SCS’ specialist in the creative and performing arts, Eva Spata. Photo: Kitty Beale
Ms Spata said SCS’ notable performing arts alumni include: Courtney Miller, who plays Bella Nixon on Australian television show Home and Away; singer Mark Vincent, who won the third season of Australia’s Got Talent in 2009 and signed with Sony Music Australia immediately after; and Stephanie Caccamo, a fast-rising star of Australia’s musical theatre scene and star of Beautiful: The Carole King Musical.
“Even if your child is not the next Sean Connory or Cate Blanchett, drama will allow them to absorb stories that impact them in their own lives and can remove feelings of isolation during their development,” Ms Spata said.

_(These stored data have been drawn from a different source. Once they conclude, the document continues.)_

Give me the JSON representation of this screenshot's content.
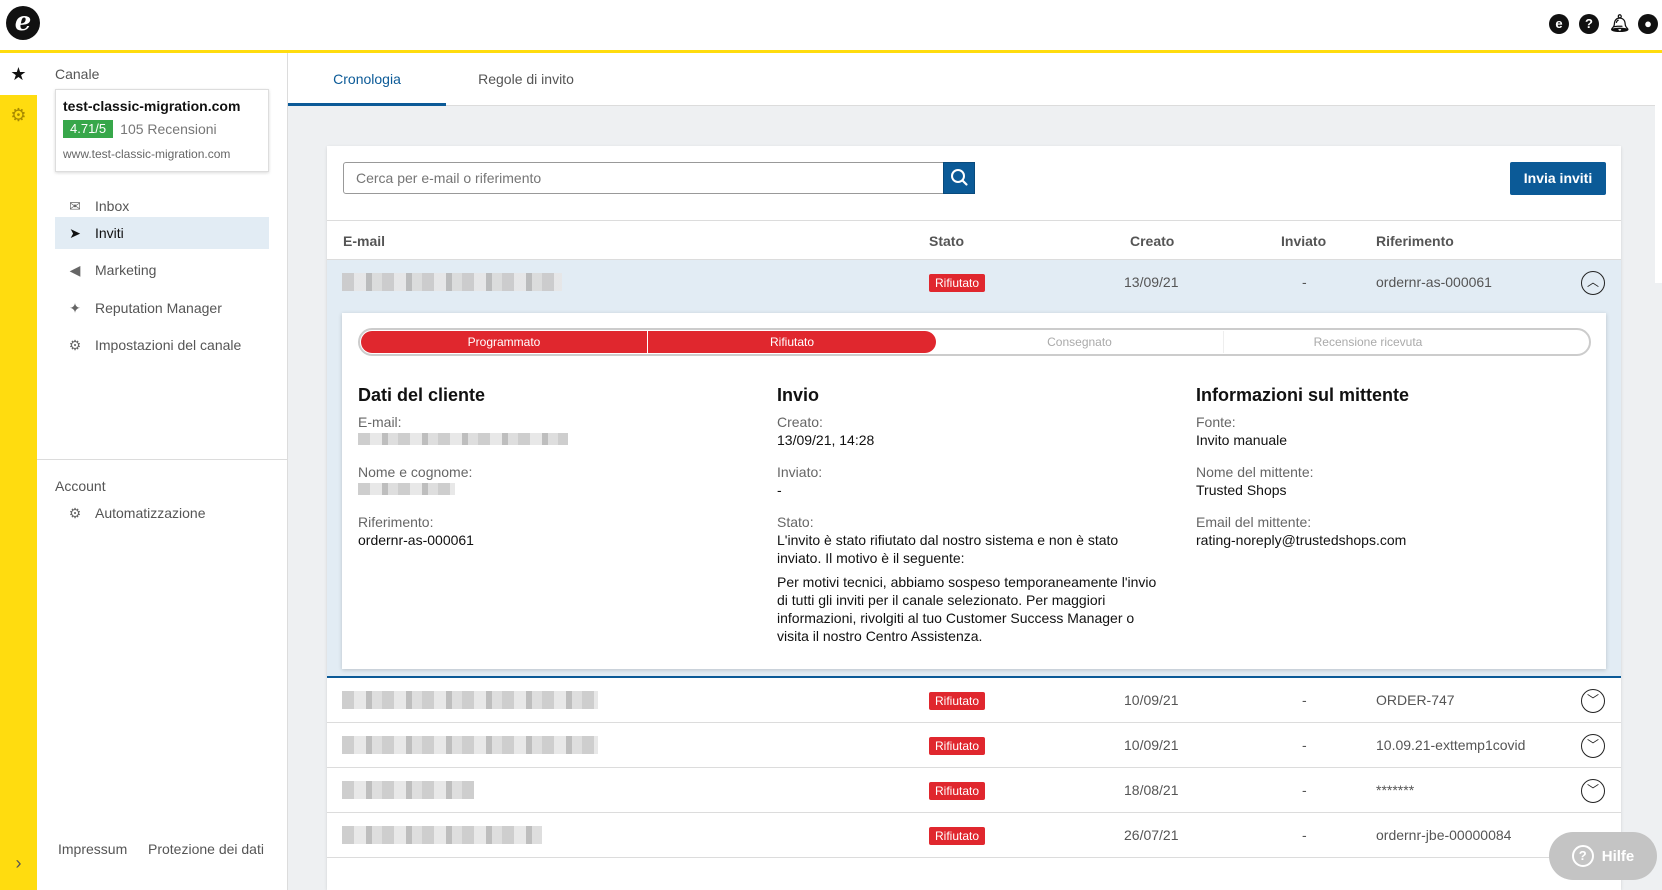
{
  "topbar": {
    "logo_glyph": "e",
    "icons": [
      "etrusted-icon",
      "help-icon",
      "bell-icon",
      "user-icon"
    ]
  },
  "rail": {
    "star": "★",
    "gear": "⚙",
    "chevron": "›"
  },
  "sidebar": {
    "channel_label": "Canale",
    "channel": {
      "name": "test-classic-migration.com",
      "rating": "4.71/5",
      "reviews": "105 Recensioni",
      "url": "www.test-classic-migration.com"
    },
    "items": [
      {
        "label": "Inbox",
        "icon": "inbox-icon",
        "glyph": "✉",
        "active": false
      },
      {
        "label": "Inviti",
        "icon": "paper-plane-icon",
        "glyph": "➤",
        "active": true
      },
      {
        "label": "Marketing",
        "icon": "megaphone-icon",
        "glyph": "◀",
        "active": false
      },
      {
        "label": "Reputation Manager",
        "icon": "sparkle-icon",
        "glyph": "✦",
        "active": false
      },
      {
        "label": "Impostazioni del canale",
        "icon": "gear-icon",
        "glyph": "⚙",
        "active": false
      }
    ],
    "account_label": "Account",
    "account_items": [
      {
        "label": "Automatizzazione",
        "icon": "automation-icon",
        "glyph": "⚙"
      }
    ],
    "footer": {
      "impressum": "Impressum",
      "privacy": "Protezione dei dati"
    }
  },
  "tabs": [
    {
      "label": "Cronologia",
      "active": true
    },
    {
      "label": "Regole di invito",
      "active": false
    }
  ],
  "search": {
    "placeholder": "Cerca per e-mail o riferimento"
  },
  "send_button": "Invia inviti",
  "table": {
    "headers": {
      "email": "E-mail",
      "stato": "Stato",
      "creato": "Creato",
      "inviato": "Inviato",
      "riferimento": "Riferimento"
    },
    "rows": [
      {
        "status": "Rifiutato",
        "created": "13/09/21",
        "sent": "-",
        "ref": "ordernr-as-000061",
        "expanded": true
      },
      {
        "status": "Rifiutato",
        "created": "10/09/21",
        "sent": "-",
        "ref": "ORDER-747",
        "expanded": false
      },
      {
        "status": "Rifiutato",
        "created": "10/09/21",
        "sent": "-",
        "ref": "10.09.21-exttemp1covid",
        "expanded": false
      },
      {
        "status": "Rifiutato",
        "created": "18/08/21",
        "sent": "-",
        "ref": "*******",
        "expanded": false
      },
      {
        "status": "Rifiutato",
        "created": "26/07/21",
        "sent": "-",
        "ref": "ordernr-jbe-00000084",
        "expanded": false
      }
    ]
  },
  "detail": {
    "steps": [
      {
        "label": "Programmato",
        "done": true
      },
      {
        "label": "Rifiutato",
        "done": true
      },
      {
        "label": "Consegnato",
        "done": false
      },
      {
        "label": "Recensione ricevuta",
        "done": false
      }
    ],
    "customer": {
      "title": "Dati del cliente",
      "email_label": "E-mail:",
      "name_label": "Nome e cognome:",
      "ref_label": "Riferimento:",
      "ref_value": "ordernr-as-000061"
    },
    "invio": {
      "title": "Invio",
      "created_label": "Creato:",
      "created_value": "13/09/21, 14:28",
      "sent_label": "Inviato:",
      "sent_value": "-",
      "state_label": "Stato:",
      "state_line1": "L'invito è stato rifiutato dal nostro sistema e non è stato",
      "state_line2": "inviato. Il motivo è il seguente:",
      "reason_line1": "Per motivi tecnici, abbiamo sospeso temporaneamente l'invio",
      "reason_line2": "di tutti gli inviti per il canale selezionato. Per maggiori",
      "reason_line3": "informazioni, rivolgiti al tuo Customer Success Manager o",
      "reason_line4": "visita il nostro Centro Assistenza."
    },
    "sender": {
      "title": "Informazioni sul mittente",
      "source_label": "Fonte:",
      "source_value": "Invito manuale",
      "name_label": "Nome del mittente:",
      "name_value": "Trusted Shops",
      "email_label": "Email del mittente:",
      "email_value": "rating-noreply@trustedshops.com"
    }
  },
  "help": {
    "label": "Hilfe",
    "glyph": "?"
  },
  "colors": {
    "accent": "#0b5a97",
    "rail": "#ffdc0f",
    "status_red": "#e0272e",
    "rating_green": "#37a74a"
  }
}
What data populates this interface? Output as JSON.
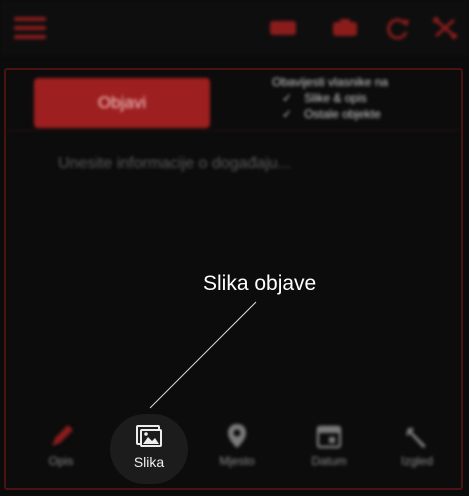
{
  "header": {
    "icons": [
      "menu-icon",
      "ticket-icon",
      "camera-icon",
      "refresh-icon",
      "share-icon"
    ]
  },
  "composer": {
    "publish_label": "Objavi",
    "notify_title": "Obavijesti vlasnike na",
    "notify_options": [
      "Slike & opis",
      "Ostale objekte"
    ],
    "placeholder": "Unesite informacije o događaju..."
  },
  "tabs": [
    {
      "label": "Opis",
      "icon": "pencil-icon"
    },
    {
      "label": "Slika",
      "icon": "image-icon"
    },
    {
      "label": "Mjesto",
      "icon": "location-pin-icon"
    },
    {
      "label": "Datum",
      "icon": "calendar-icon"
    },
    {
      "label": "Izgled",
      "icon": "wrench-icon"
    }
  ],
  "tooltip": {
    "text": "Slika objave"
  },
  "colors": {
    "accent": "#9e1f1f",
    "background": "#0b0b0b"
  }
}
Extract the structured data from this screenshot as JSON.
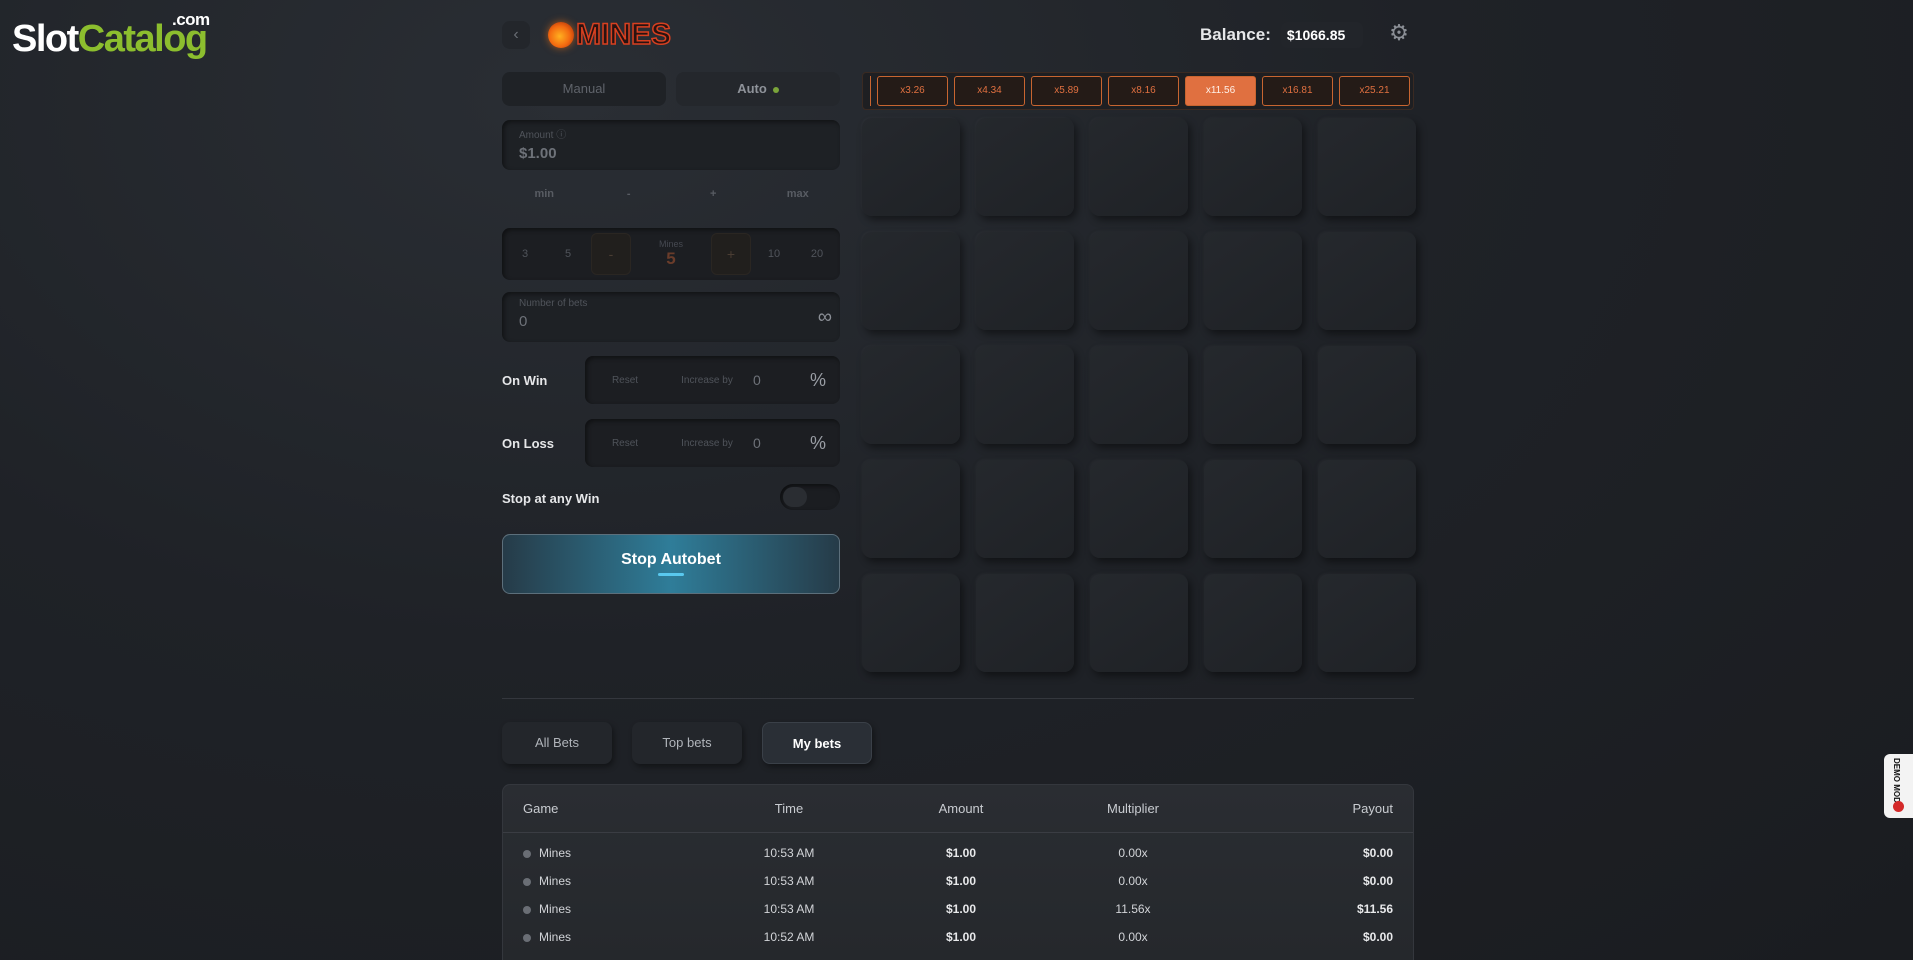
{
  "watermark": {
    "main_a": "Slot",
    "main_b": "Catalog",
    "sub": ".com"
  },
  "header": {
    "back_icon": "‹",
    "game_title": "MINES",
    "balance_label": "Balance:",
    "balance_value": "$1066.85",
    "settings_icon": "⚙"
  },
  "mode_tabs": {
    "manual": "Manual",
    "auto": "Auto"
  },
  "amount": {
    "label": "Amount ⓘ",
    "value": "$1.00",
    "min": "min",
    "minus": "-",
    "plus": "+",
    "max": "max"
  },
  "mines": {
    "preset_a": "3",
    "preset_b": "5",
    "minus": "-",
    "label": "Mines",
    "value": "5",
    "plus": "+",
    "preset_c": "10",
    "preset_d": "20"
  },
  "number_of_bets": {
    "label": "Number of bets",
    "value": "0",
    "infinity": "∞"
  },
  "on_win": {
    "label": "On Win",
    "reset": "Reset",
    "increase": "Increase by",
    "value": "0",
    "unit": "%"
  },
  "on_loss": {
    "label": "On Loss",
    "reset": "Reset",
    "increase": "Increase by",
    "value": "0",
    "unit": "%"
  },
  "stop_any_win": {
    "label": "Stop at any Win",
    "enabled": false
  },
  "stop_button": "Stop Autobet",
  "multipliers": [
    {
      "label": "x3.26",
      "active": false
    },
    {
      "label": "x4.34",
      "active": false
    },
    {
      "label": "x5.89",
      "active": false
    },
    {
      "label": "x8.16",
      "active": false
    },
    {
      "label": "x11.56",
      "active": true
    },
    {
      "label": "x16.81",
      "active": false
    },
    {
      "label": "x25.21",
      "active": false
    }
  ],
  "bets_tabs": {
    "all": "All Bets",
    "top": "Top bets",
    "mine": "My bets"
  },
  "table": {
    "headers": {
      "game": "Game",
      "time": "Time",
      "amount": "Amount",
      "multiplier": "Multiplier",
      "payout": "Payout"
    },
    "rows": [
      {
        "game": "Mines",
        "time": "10:53 AM",
        "amount": "$1.00",
        "multiplier": "0.00x",
        "payout": "$0.00"
      },
      {
        "game": "Mines",
        "time": "10:53 AM",
        "amount": "$1.00",
        "multiplier": "0.00x",
        "payout": "$0.00"
      },
      {
        "game": "Mines",
        "time": "10:53 AM",
        "amount": "$1.00",
        "multiplier": "11.56x",
        "payout": "$11.56"
      },
      {
        "game": "Mines",
        "time": "10:52 AM",
        "amount": "$1.00",
        "multiplier": "0.00x",
        "payout": "$0.00"
      }
    ]
  },
  "demo_badge": "DEMO MODE",
  "colors": {
    "accent_orange": "#e07040",
    "stop_button_blue": "#2f7d99",
    "brand_green": "#8cbe2e"
  }
}
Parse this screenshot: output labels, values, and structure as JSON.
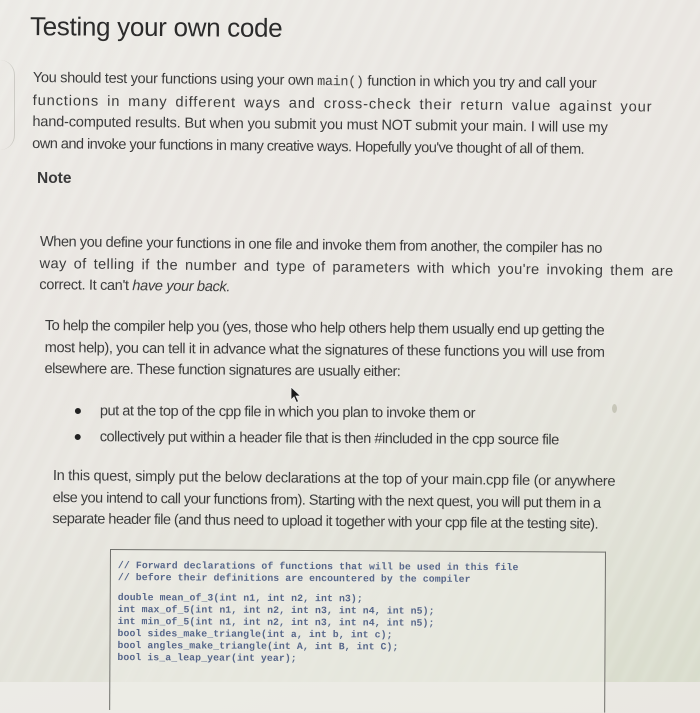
{
  "page": {
    "title": "Testing your own code",
    "intro": {
      "lines": [
        {
          "before": "You should test your functions using your own ",
          "code": "main()",
          "after": " function in which you try and call your"
        },
        {
          "text": "functions in many different ways and cross-check their return value against your"
        },
        {
          "text": "hand-computed results. But when you submit you must NOT submit your main. I will use my"
        },
        {
          "text": "own and invoke your functions in many creative ways. Hopefully you've thought of all of them."
        }
      ]
    },
    "note": {
      "heading": "Note",
      "paragraph1": {
        "lines": [
          "When you define your functions in one file and invoke them from another, the compiler has no",
          "way of telling if the number and type of parameters with which you're invoking them are"
        ],
        "last_line_prefix": "correct. It can't ",
        "last_line_emphasis": "have your back."
      },
      "paragraph2": {
        "lines": [
          "To help the compiler help you (yes, those who help others help them usually end up getting the",
          "most help), you can tell it in advance what the signatures of these functions you will use from",
          "elsewhere are. These function signatures are usually either:"
        ]
      },
      "bullets": [
        "put at the top of the cpp file in which you plan to invoke them or",
        "collectively put within a header file that is then #included in the cpp source file"
      ],
      "paragraph3": {
        "lines": [
          "In this quest, simply put the below declarations at the top of your main.cpp file (or anywhere",
          "else you intend to call your functions from). Starting with the next quest, you will put them in a",
          "separate header file (and thus need to upload it together with your cpp file at the testing site)."
        ]
      }
    },
    "code_block": {
      "comments": [
        "// Forward declarations of functions that will be used in this file",
        "// before their definitions are encountered by the compiler"
      ],
      "declarations": [
        "double mean_of_3(int n1, int n2, int n3);",
        "int max_of_5(int n1, int n2, int n3, int n4, int n5);",
        "int min_of_5(int n1, int n2, int n3, int n4, int n5);",
        "bool sides_make_triangle(int a, int b, int c);",
        "bool angles_make_triangle(int A, int B, int C);",
        "bool is_a_leap_year(int year);"
      ]
    },
    "icons": {
      "cursor": "mouse-pointer-icon",
      "bullet": "bullet-dot-icon"
    }
  }
}
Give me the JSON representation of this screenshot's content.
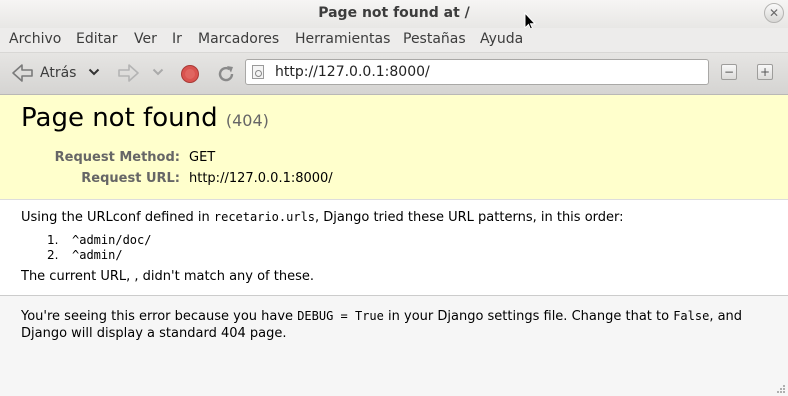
{
  "window": {
    "title": "Page not found at /"
  },
  "menu": [
    "Archivo",
    "Editar",
    "Ver",
    "Ir",
    "Marcadores",
    "Herramientas",
    "Pestañas",
    "Ayuda"
  ],
  "toolbar": {
    "back_label": "Atrás",
    "url": "http://127.0.0.1:8000/"
  },
  "page": {
    "heading": "Page not found",
    "status_code": "(404)",
    "request_method_label": "Request Method:",
    "request_method": "GET",
    "request_url_label": "Request URL:",
    "request_url": "http://127.0.0.1:8000/",
    "urlconf_prefix": "Using the URLconf defined in ",
    "urlconf_module": "recetario.urls",
    "urlconf_suffix": ", Django tried these URL patterns, in this order:",
    "patterns": [
      {
        "num": "1.",
        "pattern": "^admin/doc/"
      },
      {
        "num": "2.",
        "pattern": "^admin/"
      }
    ],
    "no_match": "The current URL, , didn't match any of these.",
    "explanation_1": "You're seeing this error because you have ",
    "explanation_code": "DEBUG = True",
    "explanation_2": " in your Django settings file. Change that to ",
    "explanation_code2": "False",
    "explanation_3": ", and Django will display a standard 404 page."
  },
  "colors": {
    "summary_bg": "#ffffcc",
    "explanation_bg": "#f6f6f6"
  }
}
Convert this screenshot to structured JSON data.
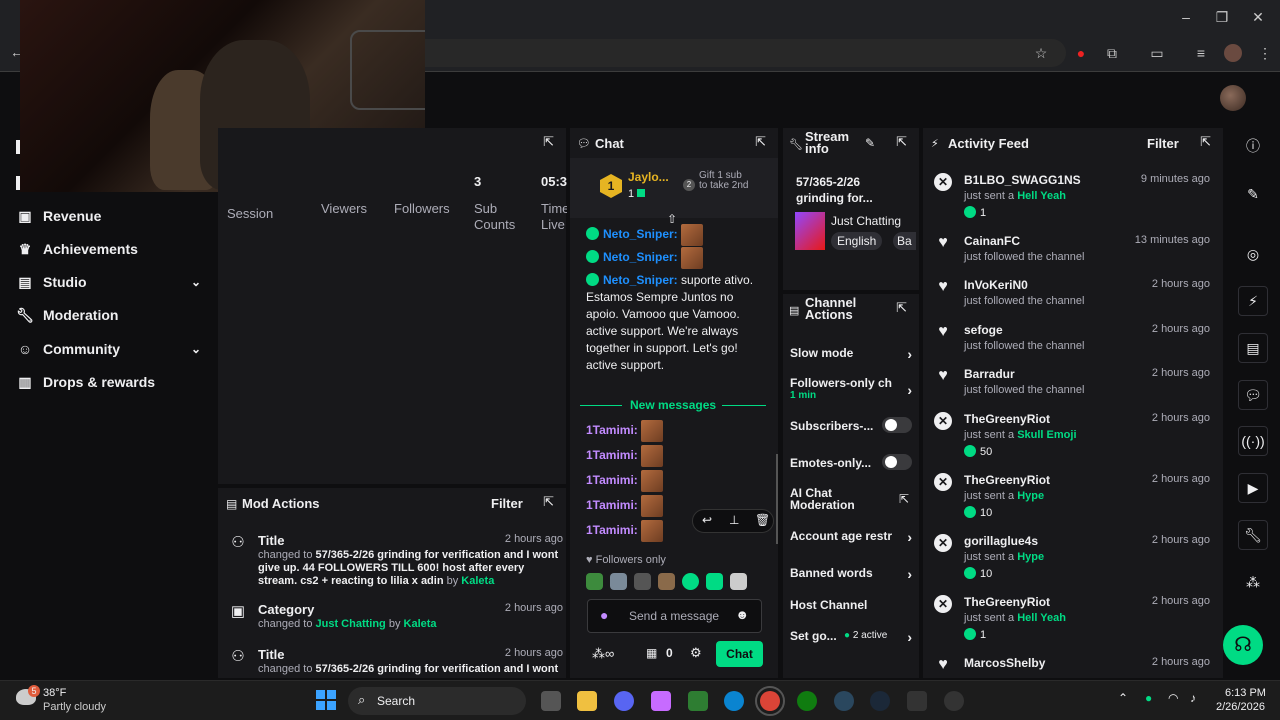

A primary school student at SCS practices the piano. Photo: Kitty Beale
Ms Spata reminds, “Research demonstrates that learning an instrument and playing in a musical ensemble strengthens neural pathways in the brain and can significantly improve academic success and student engagement.”
“We believe it is only by allowing our students’ imaginations to run wild through exposure to a diversity of influences, experiences and ideas that we can build well-rounded intelligent children,” said Ms Spata.
“As world-renowned education expert Dr Anita Collins explains, a child who learns a musical instrument for a minimum of two years will see an increase in their IQ of 7.5 points. Music in young children is also a touchstone for developing cognitive function and critical thinking.”